Representative · D-DC
The bill grants D.C. state-equivalent access to certain wildlife and sportfishing funding pools—improving funding parity and clarity for D.C. projects—at the trade-off of reducing other states' proportional shares (if funding isn't increased) and requiring some federal administrative adjustments.
District of Columbia local governments and residents will be treated like a State for Pittman–Robertson and Dingell–Johnson funding formulas, making D.C. eligible to receive allocations from the same statutory pools as states.
D.C.-administered conservation, wildlife, and sportfishing projects are likely to gain parity (or increased funding) with projects in states by placing D.C. in the same categorical pool, potentially improving local environmental outcomes.
Removing separate carve-outs for D.C. reduces legal ambiguity and should simplify how the Department of the Interior apportions funds under these formulas, clarifying administration and claiming rules.
State fish and wildlife agencies and taxpayers in other states could see their proportional shares of Pittman–Robertson and Dingell–Johnson funds reduced if total program funding is unchanged and D.C. begins drawing from the same state pool.
The Department of the Interior and federal staff may face a short-term increase in administrative workload to adjust formulas, recordkeeping, and grant processes to integrate D.C. into state-based distributions.
Based on analysis of 2 sections of legislative text.
Includes the District of Columbia in the definition of “State” and removes separate D.C. allocation language under federal wildlife and sport fish restoration statutes.
Official title: To amend the Pittman-Robertson Wildlife Restoration Act and Dingell-Johnson Sport Fish Restoration Act to treat the District of Columbia as a State for the purposes of such Acts, and for other purposes.
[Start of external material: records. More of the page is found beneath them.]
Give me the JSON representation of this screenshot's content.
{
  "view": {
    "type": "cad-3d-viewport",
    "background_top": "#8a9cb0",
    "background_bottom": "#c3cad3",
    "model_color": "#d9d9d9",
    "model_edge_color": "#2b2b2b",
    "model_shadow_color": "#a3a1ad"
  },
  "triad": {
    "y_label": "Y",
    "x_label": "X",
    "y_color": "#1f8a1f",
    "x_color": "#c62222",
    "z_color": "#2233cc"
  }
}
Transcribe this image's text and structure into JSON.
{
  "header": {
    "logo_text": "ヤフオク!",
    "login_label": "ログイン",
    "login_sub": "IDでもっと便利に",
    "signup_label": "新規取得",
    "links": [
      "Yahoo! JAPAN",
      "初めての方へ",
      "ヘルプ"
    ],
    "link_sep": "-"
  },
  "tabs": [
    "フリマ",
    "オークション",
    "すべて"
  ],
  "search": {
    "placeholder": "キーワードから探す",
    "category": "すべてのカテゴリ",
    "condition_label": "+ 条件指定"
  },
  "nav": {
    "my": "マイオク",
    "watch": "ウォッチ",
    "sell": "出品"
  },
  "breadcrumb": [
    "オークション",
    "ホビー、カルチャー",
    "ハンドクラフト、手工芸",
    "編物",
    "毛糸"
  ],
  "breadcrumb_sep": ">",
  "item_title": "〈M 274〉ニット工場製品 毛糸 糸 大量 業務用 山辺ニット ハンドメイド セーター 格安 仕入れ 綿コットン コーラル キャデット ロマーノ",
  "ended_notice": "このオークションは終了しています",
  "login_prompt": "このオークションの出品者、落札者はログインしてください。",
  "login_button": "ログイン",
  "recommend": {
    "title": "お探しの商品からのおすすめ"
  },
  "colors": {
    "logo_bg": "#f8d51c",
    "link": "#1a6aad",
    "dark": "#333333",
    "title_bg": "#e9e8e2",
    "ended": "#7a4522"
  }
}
Introduced February 20, 2026 by Eleanor Holmes Norton · Last progress February 20, 2026
Treats the District of Columbia as a “State” under the federal wildlife (Pittman–Robertson) and sport fish (Dingell–Johnson) restoration statutes, and removes separate, specific textual references to D.C. from apportionment and allocation provisions. The change rewrites defined terms and some statutory paragraph numbering so D.C. is included in the same category as the states for distributing funds and shares under those programs. The bill is a targeted statutory change to allocation language—it does not create new programs or appropriate new money but alters who is considered a State for the purpose of calculating and distributing wildlife and sport fish restoration funds.